Mille baisers, mille tendres inquiétudes sur le sommeil, le réveil. Bon : point de maux de tête, point de rêves affreux. Enfin on apperçoit Milord, ou plutôt on l’avait apperçu le premier, ce n’était pas son tour. Milord ici, si matin ! et il est deux heures !

Milord accoutumé à se lever avec le père du jour, dès sept heures s’était présenté à la porte, avait harcelé, suisses, laquais, suivantes et jusqu’au cocher ; enfin jurant, pestant, allant, revenant vingt-fois, il est admis à dix heures. Sa mauvaise humeur égalait son impatience ; mais semblable au soleil, lorsqu’il perce les nuages d’un jour sombre, Volsange d’un mot, d’un souris avait déridé ce front sourcilleux. Des baisers refusés d’abord, ensuite accordés, puis rendus avaient scellé la réconciliation. Les yeux de Milord exprimaient un air de satisfaction ; ceux de Volsange animés, une toilette un peu en désordre, un coloris vif prouvaient qu’on ne s’en était pas tenu à de simples préliminaires. Mille plaisanteries assaisonnent la conversation, et remplissent l’espace qui reste à parcourir pour arriver au dîner, Milord invité reste. Il avait pris possession, il n’y avait plus d’étiquettes à garder. Enfin on entend le fracas des voitures, des portes : on annonce Dom Fernance ; et peu après, le prince Guilelmi. Le dessert est à peine commencé, n’importe, on passe au salon.
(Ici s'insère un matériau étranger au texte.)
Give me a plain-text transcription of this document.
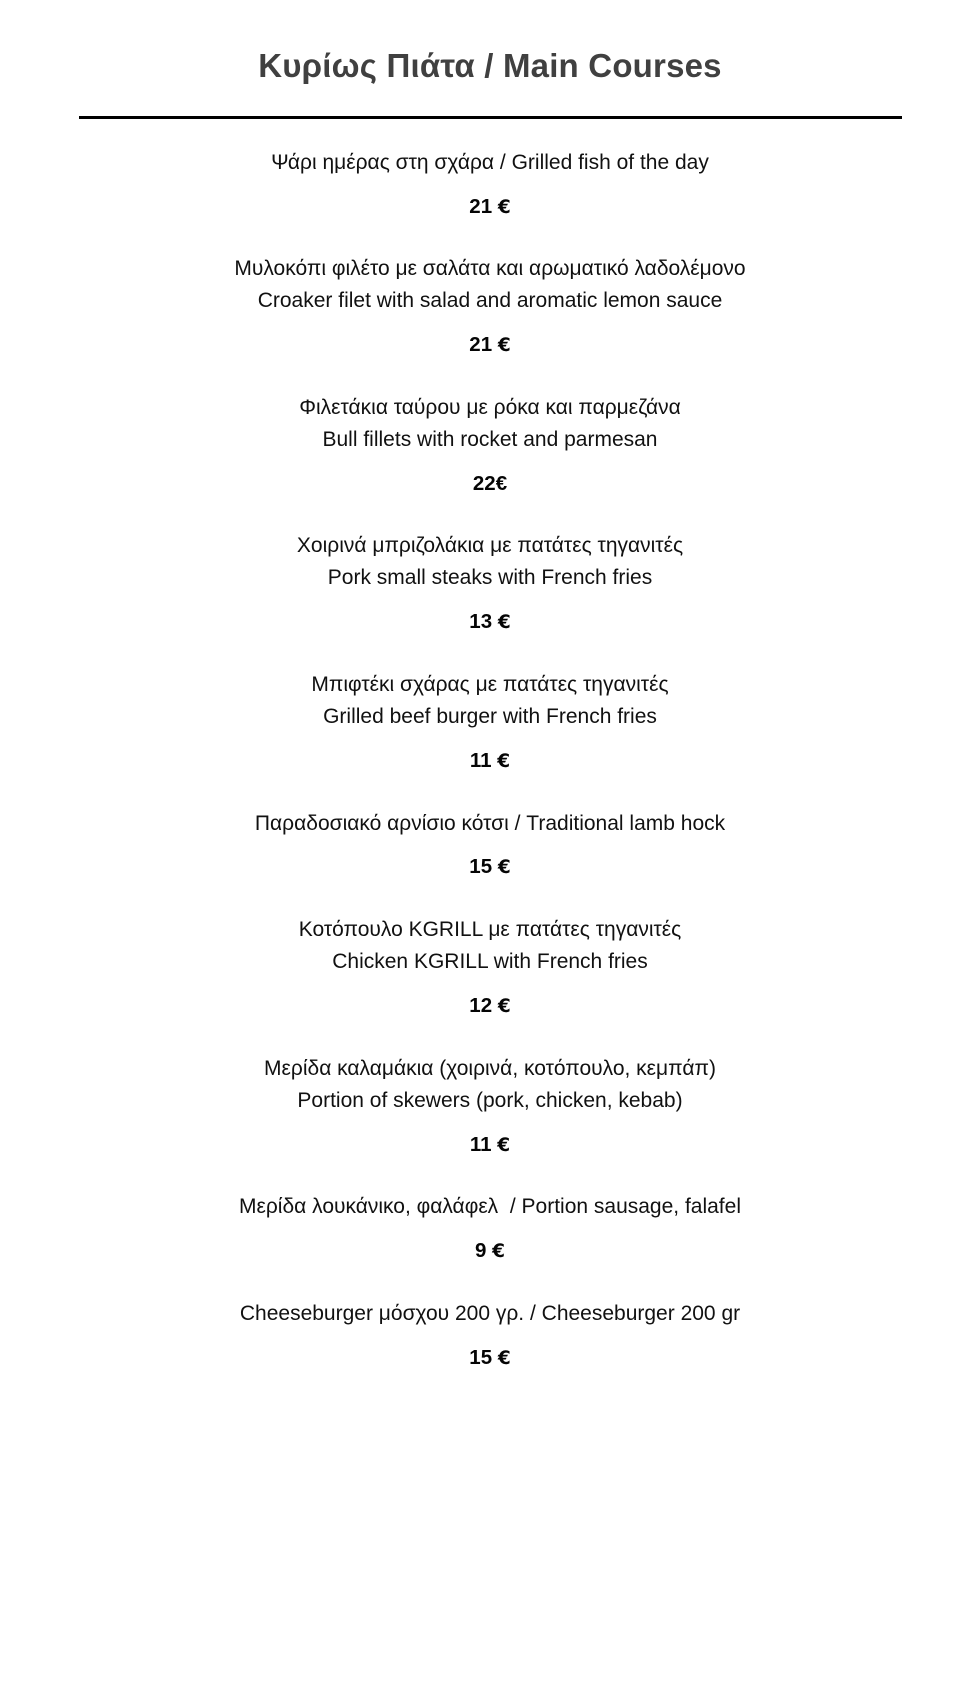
Κυρίως Πιάτα / Main Courses
Ψάρι ημέρας στη σχάρα / Grilled fish of the day
21 €
Μυλοκόπι φιλέτο με σαλάτα και αρωματικό λαδολέμονο
Croaker filet with salad and aromatic lemon sauce
21 €
Φιλετάκια ταύρου με ρόκα και παρμεζάνα
Bull fillets with rocket and parmesan
22€
Χοιρινά μπριζολάκια με πατάτες τηγανιτές
Pork small steaks with French fries
13 €
Μπιφτέκι σχάρας με πατάτες τηγανιτές
Grilled beef burger with French fries
11 €
Παραδοσιακό αρνίσιο κότσι / Traditional lamb hock
15 €
Κοτόπουλο KGRILL με πατάτες τηγανιτές
Chicken KGRILL with French fries
12 €
Μερίδα καλαμάκια (χοιρινά, κοτόπουλο, κεμπάπ)
Portion of skewers (pork, chicken, kebab)
11 €
Μερίδα λουκάνικο, φαλάφελ  / Portion sausage, falafel
9 €
Cheeseburger μόσχου 200 γρ. / Cheeseburger 200 gr
15 €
Il est bientôt rempli par une foule de femmes et d’hommes, les plus élégans et les plus à la mode. La légèreté et surtout la bizarrerie des vêtemens, l’air sémillant, étourdi de toutes ces têtes s’agitant, grimaçant, réfléchies dans les glaces, les riches éventails jouant sur les figures des belles, produisaient une variété très-divertissante. À travers une recherche infinie de parure, les coquetes avaient si bien ménagées des vides, la gaze était si transparente, le maintien si engageant, l’œil si fripon, le propos si badin, que le spectateur le plus novice eût compris qu’on ne se rendait là que pour préluder à l’embrâsement des sens, et en assouvir ensuite toutes les fougues.
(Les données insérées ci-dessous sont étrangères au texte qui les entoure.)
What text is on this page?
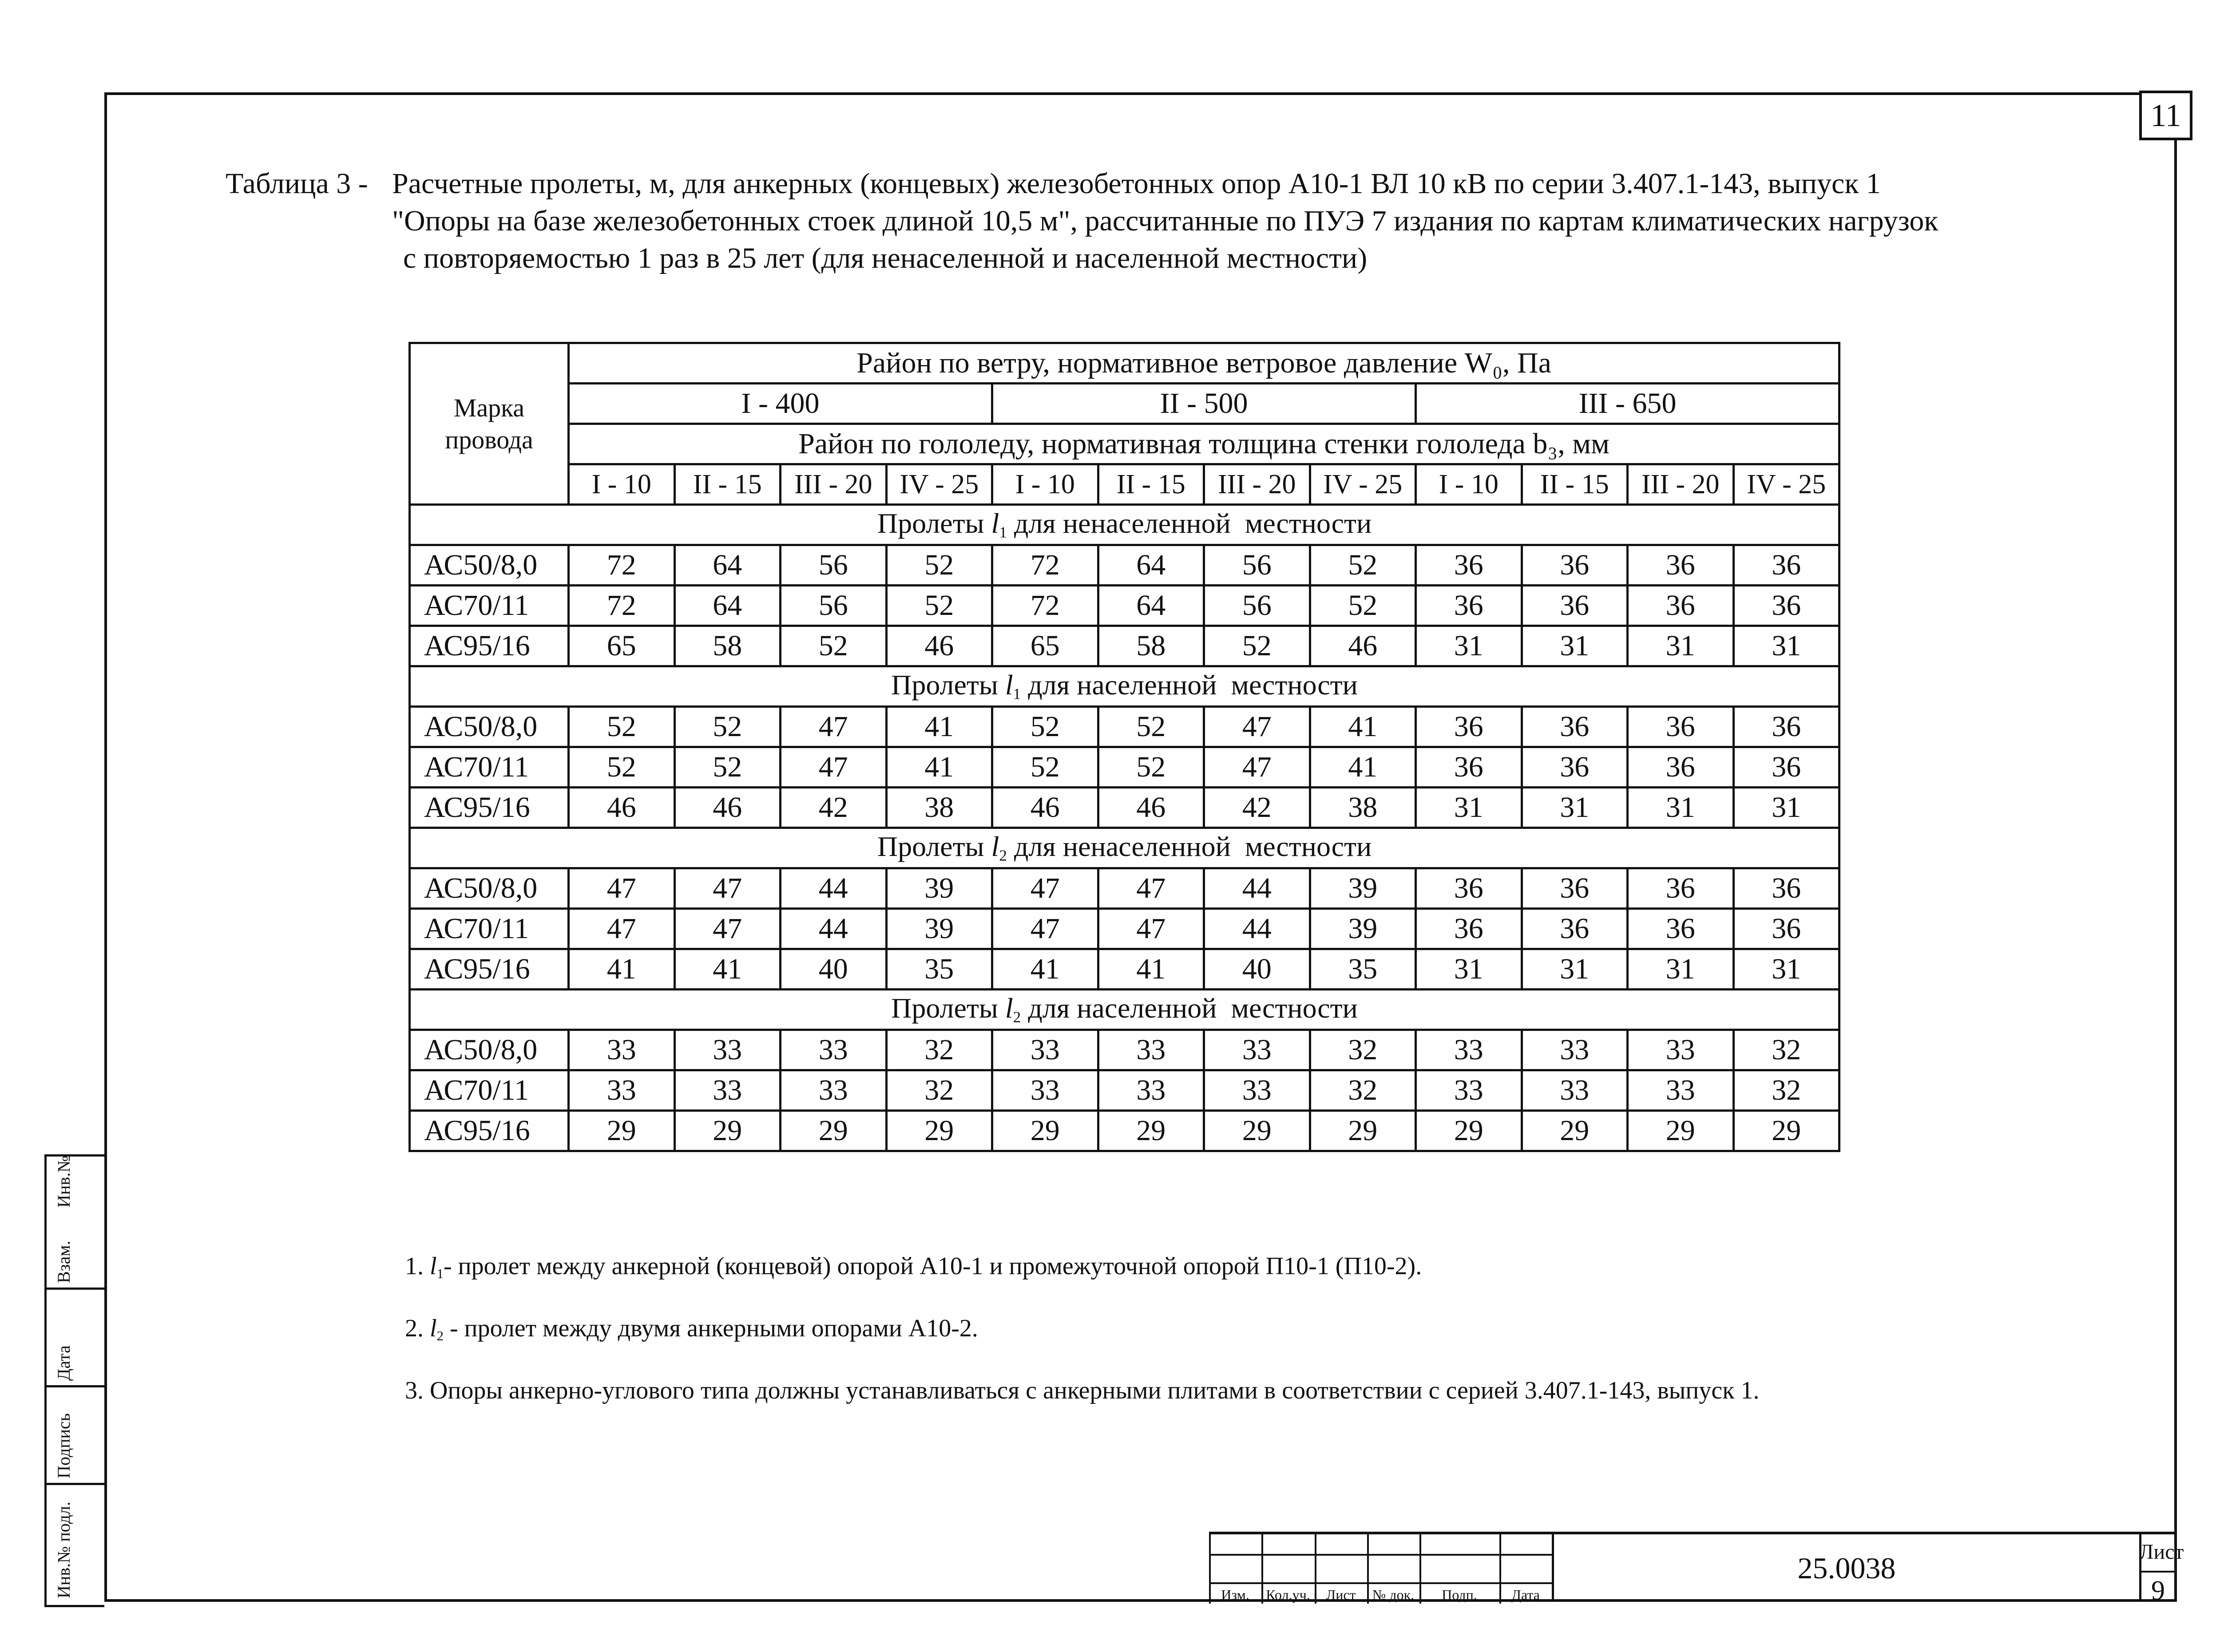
11
Таблица 3 - Расчетные пролеты, м, для анкерных (концевых) железобетонных опор А10-1 ВЛ 10 кВ по серии 3.407.1-143, выпуск 1
"Опоры на базе железобетонных стоек длиной 10,5 м", рассчитанные по ПУЭ 7 издания по картам климатических нагрузок
с повторяемостью 1 раз в 25 лет (для ненаселенной и населенной местности)
Марка провода	Район по ветру, нормативное ветровое давление W₀, Па											
	I - 400				II - 500				III - 650			
	Район по гололеду, нормативная толщина стенки гололеда b₃, мм											
	I - 10	II - 15	III - 20	IV - 25	I - 10	II - 15	III - 20	IV - 25	I - 10	II - 15	III - 20	IV - 25
Пролеты $l_1$ для ненаселенной  местности												
АС50/8,0	72	64	56	52	72	64	56	52	36	36	36	36
АС70/11	72	64	56	52	72	64	56	52	36	36	36	36
АС95/16	65	58	52	46	65	58	52	46	31	31	31	31
Пролеты $l_1$ для населенной  местности												
АС50/8,0	52	52	47	41	52	52	47	41	36	36	36	36
АС70/11	52	52	47	41	52	52	47	41	36	36	36	36
АС95/16	46	46	42	38	46	46	42	38	31	31	31	31
Пролеты $l_2$ для ненаселенной  местности												
АС50/8,0	47	47	44	39	47	47	44	39	36	36	36	36
АС70/11	47	47	44	39	47	47	44	39	36	36	36	36
АС95/16	41	41	40	35	41	41	40	35	31	31	31	31
Пролеты $l_2$ для населенной  местности												
АС50/8,0	33	33	33	32	33	33	33	32	33	33	33	32
АС70/11	33	33	33	32	33	33	33	32	33	33	33	32
АС95/16	29	29	29	29	29	29	29	29	29	29	29	29
1. $l_1-$ пролет между анкерной (концевой) опорой А10-1 и промежуточной опорой П10-1 (П10-2).
2. $l_2$ - пролет между двумя анкерными опорами А10-2.
3. Опоры анкерно-углового типа должны устанавливаться с анкерными плитами в соответствии с серией 3.407.1-143, выпуск 1.
Инв.№ подл.
Подпись
Дата
Взам.
Инв.№
Изм.	Кол.уч.	Лист	№ док.	Подп.	Дата
25.0038	Лист
9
On s’asseoit enfin. Les tables sont garnies. Ici la scène change. Le silence, un air soucieux succèdent à ces physionomies si épanouies, à cette évaporation si bruyante. Volsange avait arrangé les parties de jeu : Fernance, Guilelmi et Milord avaient l’honneur de former celle des trois amies. Mirval, d’Orbazan, Sabar se consolaient d’un autre côté avec des remplaçantes. Ils s’apprêtaient à rire aux dépens des nouveaux adorateurs de leurs vieilles habitudes. Il y avait en effet de quoi s’amuser, en voyant la prodigue générosité de Milord dont les guinées roulaient avec rapidité vers celles de Volsange ; les contorsions de l’Italien à chaque chance malheureuse, et l’air grave de l’Espagnol dans la bonne et la mauvaise fortune. Quelques bourdons oisifs circulaient çà et là et paraissaient faire diversion à la triste monotonie des joueurs. En moins de deux heures, les trois fédérées font une rafle complète sur l’or de leurs adversaires. Milord avait perdu quatre mille louis sur parole ; et il ne s’arrêtait pas. Il fallut que ces dames mîssent un frein à cette fureur. — Leur bonheur, disaient-elles, était trop opiniâtre. Il n’y avait pas de générosité à battre des vaincus. Elles se savaient mauvais gré de les avoir engagés dans une partie si malheureuse. La fortune ne les favorisait tant que pour les maltraiter une autre fois… elles n’avaient jamais été heureuses…

Cependant tous ces beaux propos, débités avec le ton de sensibilité le plus naturel du monde, ne rendaient pas aux perdans leurs pistoles, elles étaient passées dans la bourse des ames compatissantes de Zoloé, Volsange et Lauréda. Les étrangers disparurent les premiers. On n’est guères amoureux, quand on a joué sa ruine. Le sombre désespoir vous obsède ; et il faut que la main du tems en détruise les noirs accès. D’Orbazan, Mirval et Sabar partagèrent, dans un excellent souper, la bonne humeur de ces dames ; et ne les quitèrent qu’après avoir épuisé, dans leurs bras, les réservoirs de la jouissance.

Ainsi se termina cette journée, sans autres événemens que trois personnes ruinées, un festin et une nuit charmante pour les trois amies.